Matrix algebra framework for portable, scalable and efficient query engines for RDF graphs
Abstract
Existing query engines for RDF graphs follow one of two design paradigms: relational or graph-based. We explore sparse matrix algebra as a third paradigm and propose MAGiQ: a framework for implementing SPARQL query engines that are portable on various hardware architectures, scalable over thousands of compute nodes, and efficient for very large RDF datasets. MAGiQ represents the RDF graph as a sparse matrix and defines a domain-specific language of algebraic operations. SPARQL queries are translated into matrix algebra programs that are oblivious to the underlying computing infrastructure.
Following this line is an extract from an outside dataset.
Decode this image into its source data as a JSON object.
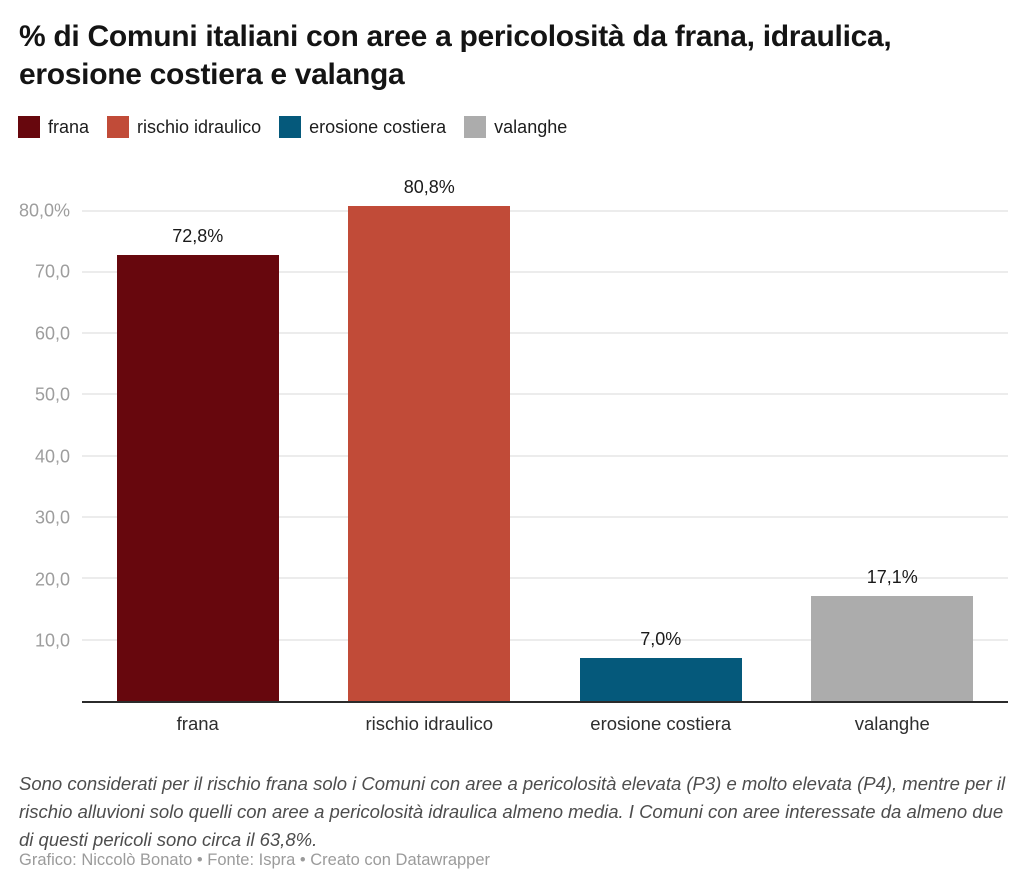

Existing matrix algebra libraries, optimized for each particular architecture, are called to execute the program and handle the performance issues. We present three case studies of matrix algebra back-end libraries: SuiteSparse, Matlab, and CombBLAS; we demonstrate how MAGiQ can effortlessly be ported on a variety of architectures such as Intel CPUs, NVIDIA GPUs, and Cray XC40 supercomputers. Our experiments on large-scale real and synthetic datasets show that MAGiQ performs comparably to or better than existing specialized SPARQL query engines for data-intensive queries, scales to very large computing infrastructures, and handles datasets with up to 512 billion triples.